Kashmir Hill at Forbes reports on the enormous quantities of data Facebook stores on its users, as revealed by records released pursuant to European “right to access” laws. One user unearthed some 880 pages of data, covering years of her account activity, including: Every machine she’d ever signed in from (and a list of other users who’d signed in from the same device), everyone who’d ever poked her, everyone she’d ever “defriended” and every friend request refused, and a history of messages and chats (including some users said they’d deleted). Some people might find it troubling how much information Facebook stores. I find it troubling how easy European laws apparently make it to extract all that data, especially when you consider that these “right to access” rules are supposed to safeguard people’s private information. As Hill notes:
One thing that I found a bit concerning about the process is that it only requires a photo of your government i.d., your name, and birthdate to confirm your identity. Given how easy it is to get one’s hands on someone else’s ID (say if you’re dating someone and s/he leaves a wallet about your house), I could imagine some scenarios in which this process could be abused.
Full disclosure here: Hill’s my domestic partner—so, fortunately, she doesn’t have to worry about that sort of thing. But in principle it sounds like it might be even easier than that. Their data request form suggests that you must submit an ID on which your “full name, date of birth, and photo” are legible, while other extraneous identifying information can be blacked out. It’s not clear from either their site or the reporting I’ve read exactly how their verification process works, but it sounds as though anyone with some rudimentary Photoshop skills and a user’s photo and birthdate (Where would you ever get those? Oh… right.) might be able to put together a passable bogus request. I had assumed the process at least required some kind of confirmation response from the e-mail associated with a user’s account (along the lines of a password reset) but at least one of Hill’s sources says he doesn’t recall going through any such step. And in any event, the submission form allows you to provide an alternate e-mail address “where you can be reached” in case you no longer have access to the login e-mail on record with Facebook.
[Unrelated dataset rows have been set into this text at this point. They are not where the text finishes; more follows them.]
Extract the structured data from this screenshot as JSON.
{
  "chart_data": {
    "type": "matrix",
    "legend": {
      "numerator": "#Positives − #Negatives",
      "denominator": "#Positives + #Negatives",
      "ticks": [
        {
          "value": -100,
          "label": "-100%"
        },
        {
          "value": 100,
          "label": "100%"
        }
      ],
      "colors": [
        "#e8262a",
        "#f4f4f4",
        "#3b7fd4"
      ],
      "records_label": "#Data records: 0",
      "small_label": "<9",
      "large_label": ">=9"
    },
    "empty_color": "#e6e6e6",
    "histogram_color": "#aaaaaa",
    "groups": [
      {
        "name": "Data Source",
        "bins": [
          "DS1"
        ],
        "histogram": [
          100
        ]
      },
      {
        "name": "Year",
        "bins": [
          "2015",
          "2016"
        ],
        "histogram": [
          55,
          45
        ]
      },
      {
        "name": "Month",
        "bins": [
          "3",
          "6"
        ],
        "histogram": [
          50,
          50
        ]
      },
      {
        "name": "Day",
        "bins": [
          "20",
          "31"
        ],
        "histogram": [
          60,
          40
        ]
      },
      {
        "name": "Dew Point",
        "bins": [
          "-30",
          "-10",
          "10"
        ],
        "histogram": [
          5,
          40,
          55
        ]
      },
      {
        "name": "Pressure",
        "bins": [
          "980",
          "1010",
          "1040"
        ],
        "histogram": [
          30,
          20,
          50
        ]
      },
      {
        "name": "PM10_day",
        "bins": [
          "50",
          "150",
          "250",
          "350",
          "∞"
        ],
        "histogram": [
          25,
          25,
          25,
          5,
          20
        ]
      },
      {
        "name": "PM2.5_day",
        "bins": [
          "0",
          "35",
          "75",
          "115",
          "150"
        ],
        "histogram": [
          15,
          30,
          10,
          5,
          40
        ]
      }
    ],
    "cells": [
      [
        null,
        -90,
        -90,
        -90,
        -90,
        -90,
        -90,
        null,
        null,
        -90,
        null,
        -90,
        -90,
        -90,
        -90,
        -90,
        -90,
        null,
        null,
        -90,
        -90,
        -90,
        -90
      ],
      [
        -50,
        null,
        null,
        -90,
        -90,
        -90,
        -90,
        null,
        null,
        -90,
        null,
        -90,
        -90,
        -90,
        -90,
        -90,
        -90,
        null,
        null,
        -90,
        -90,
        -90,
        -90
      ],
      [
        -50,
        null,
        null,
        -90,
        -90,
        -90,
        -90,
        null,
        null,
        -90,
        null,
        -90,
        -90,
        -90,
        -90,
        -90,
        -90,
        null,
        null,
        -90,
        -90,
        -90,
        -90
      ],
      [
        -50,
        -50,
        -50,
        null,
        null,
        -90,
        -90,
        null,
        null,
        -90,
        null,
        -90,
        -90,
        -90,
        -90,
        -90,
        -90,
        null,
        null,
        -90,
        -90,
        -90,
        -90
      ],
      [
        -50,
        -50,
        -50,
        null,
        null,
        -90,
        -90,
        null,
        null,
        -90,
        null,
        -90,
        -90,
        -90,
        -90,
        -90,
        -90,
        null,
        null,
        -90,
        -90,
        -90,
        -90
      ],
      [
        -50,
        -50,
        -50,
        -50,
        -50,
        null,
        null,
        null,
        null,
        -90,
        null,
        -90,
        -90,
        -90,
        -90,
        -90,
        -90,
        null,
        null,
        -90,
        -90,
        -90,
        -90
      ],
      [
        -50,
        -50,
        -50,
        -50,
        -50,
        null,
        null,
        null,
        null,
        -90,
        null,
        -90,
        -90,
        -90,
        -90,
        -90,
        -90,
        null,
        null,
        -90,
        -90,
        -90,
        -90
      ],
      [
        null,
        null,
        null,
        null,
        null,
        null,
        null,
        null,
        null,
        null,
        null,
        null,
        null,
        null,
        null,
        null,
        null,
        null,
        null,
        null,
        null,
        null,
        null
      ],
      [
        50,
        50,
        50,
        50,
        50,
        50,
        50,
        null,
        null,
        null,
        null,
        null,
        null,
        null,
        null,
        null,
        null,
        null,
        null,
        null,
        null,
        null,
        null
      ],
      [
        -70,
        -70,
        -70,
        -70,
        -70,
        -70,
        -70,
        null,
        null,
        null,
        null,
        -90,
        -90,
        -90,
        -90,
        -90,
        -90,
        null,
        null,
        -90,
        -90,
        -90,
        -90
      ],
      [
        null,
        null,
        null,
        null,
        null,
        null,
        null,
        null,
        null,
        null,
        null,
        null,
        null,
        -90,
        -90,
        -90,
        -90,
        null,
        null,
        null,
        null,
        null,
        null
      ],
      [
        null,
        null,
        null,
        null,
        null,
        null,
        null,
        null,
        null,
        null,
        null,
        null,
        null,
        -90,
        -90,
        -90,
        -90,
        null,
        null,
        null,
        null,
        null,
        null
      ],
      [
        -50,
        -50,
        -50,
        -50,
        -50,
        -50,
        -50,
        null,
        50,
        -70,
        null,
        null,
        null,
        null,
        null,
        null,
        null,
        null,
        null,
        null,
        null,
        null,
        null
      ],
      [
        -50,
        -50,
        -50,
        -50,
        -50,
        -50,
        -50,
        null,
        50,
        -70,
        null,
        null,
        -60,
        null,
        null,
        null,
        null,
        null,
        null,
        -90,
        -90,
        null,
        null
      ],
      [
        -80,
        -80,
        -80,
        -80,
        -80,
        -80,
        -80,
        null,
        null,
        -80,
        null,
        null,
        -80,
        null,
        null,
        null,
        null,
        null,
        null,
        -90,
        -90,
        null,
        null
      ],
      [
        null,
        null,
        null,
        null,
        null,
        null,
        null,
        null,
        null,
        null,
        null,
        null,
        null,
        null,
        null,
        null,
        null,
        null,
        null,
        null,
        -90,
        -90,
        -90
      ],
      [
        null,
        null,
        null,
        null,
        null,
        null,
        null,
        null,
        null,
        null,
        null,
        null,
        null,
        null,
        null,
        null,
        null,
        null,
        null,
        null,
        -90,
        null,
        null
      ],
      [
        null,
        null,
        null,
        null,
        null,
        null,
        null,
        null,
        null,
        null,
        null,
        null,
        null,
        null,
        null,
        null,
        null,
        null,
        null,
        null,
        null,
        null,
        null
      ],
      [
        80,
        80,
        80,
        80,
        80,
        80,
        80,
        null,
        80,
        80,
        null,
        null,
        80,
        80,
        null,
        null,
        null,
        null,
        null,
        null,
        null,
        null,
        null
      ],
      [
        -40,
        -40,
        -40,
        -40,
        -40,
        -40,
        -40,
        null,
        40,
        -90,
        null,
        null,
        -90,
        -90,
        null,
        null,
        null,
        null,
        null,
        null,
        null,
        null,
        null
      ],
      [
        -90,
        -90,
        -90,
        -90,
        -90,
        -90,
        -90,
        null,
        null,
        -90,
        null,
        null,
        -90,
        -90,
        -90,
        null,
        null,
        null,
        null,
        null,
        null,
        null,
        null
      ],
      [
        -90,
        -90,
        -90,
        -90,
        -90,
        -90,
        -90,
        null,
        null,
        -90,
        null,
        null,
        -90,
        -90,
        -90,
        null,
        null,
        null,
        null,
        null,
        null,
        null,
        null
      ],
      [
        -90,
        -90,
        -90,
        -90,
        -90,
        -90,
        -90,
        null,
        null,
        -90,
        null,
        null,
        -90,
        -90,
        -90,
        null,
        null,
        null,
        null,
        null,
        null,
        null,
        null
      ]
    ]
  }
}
So someone who knew that their target was no longer using (say) the college address they’d signed up with, or was going to be away from e-mail for a while, or had an aggressive spam filter that’s likely to block such messages, would still be able to game the process.
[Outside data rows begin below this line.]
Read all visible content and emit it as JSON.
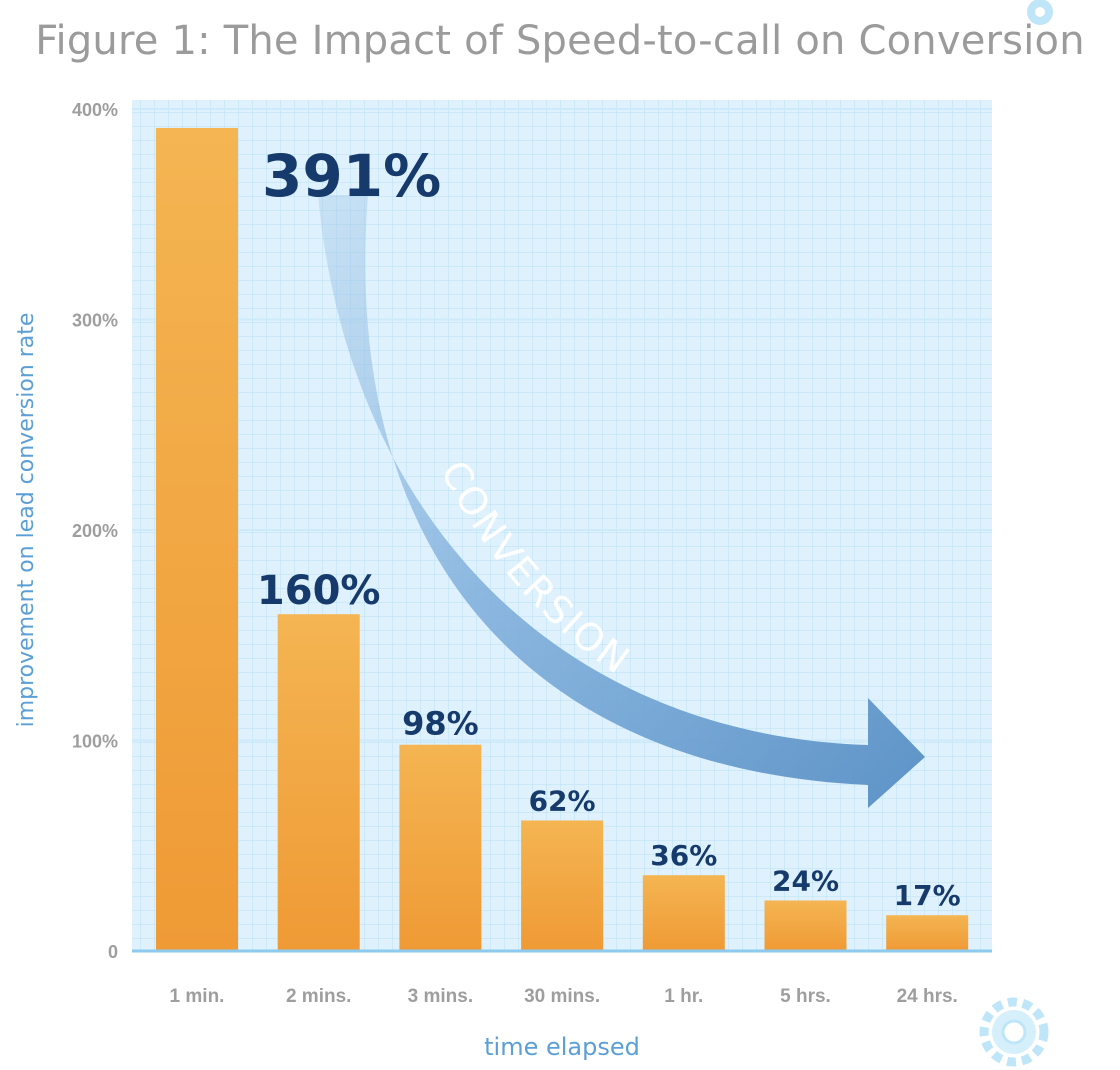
{
  "chart_data": {
    "type": "bar",
    "title": "Figure 1: The Impact of Speed-to-call on Conversion",
    "xlabel": "time elapsed",
    "ylabel": "improvement on lead conversion rate",
    "categories": [
      "1 min.",
      "2 mins.",
      "3 mins.",
      "30 mins.",
      "1 hr.",
      "5 hrs.",
      "24 hrs."
    ],
    "values": [
      391,
      160,
      98,
      62,
      36,
      24,
      17
    ],
    "data_labels": [
      "391%",
      "160%",
      "98%",
      "62%",
      "36%",
      "24%",
      "17%"
    ],
    "y_ticks": [
      0,
      100,
      200,
      300,
      400
    ],
    "y_tick_labels": [
      "0",
      "100%",
      "200%",
      "300%",
      "400%"
    ],
    "ylim": [
      0,
      400
    ],
    "annotation": "CONVERSION",
    "grid": true,
    "legend": "none"
  },
  "colors": {
    "bar_top": "#f4b552",
    "bar_bottom": "#ef9a35",
    "plot_bg": "#dff1fc",
    "grid_minor": "#b6dff6",
    "grid_major": "#cdeafb",
    "axis_line": "#8dcaee",
    "data_label": "#163a6b",
    "axis_label": "#5b9fd6",
    "tick_label": "#9e9e9e",
    "arrow": "#5d93c7",
    "gear": "#bfe6f8"
  },
  "icons": {
    "top_right": "gear-icon",
    "bottom_right": "gear-icon"
  }
}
Now, Facebook’s a big company with plenty of resources, so it wouldn’t be surprising if their vetting process is actually more secure (or could be made more secure) than these descriptions make it sound. There are still the myriad other Web sites that store personal user information, and any user’s data is only secure as the weakest link in the chain. For users who recycle a small number of passwords on many sites, there’s an added risk: One of the categories of data Facebook provides is a hash of the user’s password. If a site is observing good security practice and using a salted hash, that wouldn’t necessarily be of enormous use to an attacker—but if they’re not (and, sadly, many sites don’t observe best practices here) an attacker could conceivably infer a weak password from the hash using a dictionary attack with a few hours of crunching.
There are, to be sure, ways to close some of the weak points in the process. And the goal of a “right to access” regulation—enabling users to understand how they’re monitored by different sites, so they can make informed decisions about their Internet use—is a reasonable one. But just as with regulations designed to ensure lawful police access to communications, any broad mandate creating an additional access point to information systems effectively creates a new attack surface, and a new security vulnerability, which in turn adds to the burdens on the company if they’re going to be responsible data stewards. (Presumably Facebook can afford a full-time compliance team to deal with the flood of requests they’ve gotten since this story started circulating in a timely and secure fashion; it’s not hard to imagine that it would strain the resources of a smaller start-up.) It’s difficult to adequately gauge the net costs and benefits of such mandates in advance, but in this case it doesn’t seem terribly plausible that there’s a genuine gain to consumers that could justify the added risk or expense—especially since most of the benefit here would be equally achieved by requiring companies to supply detailed general information about the kinds of records they keep.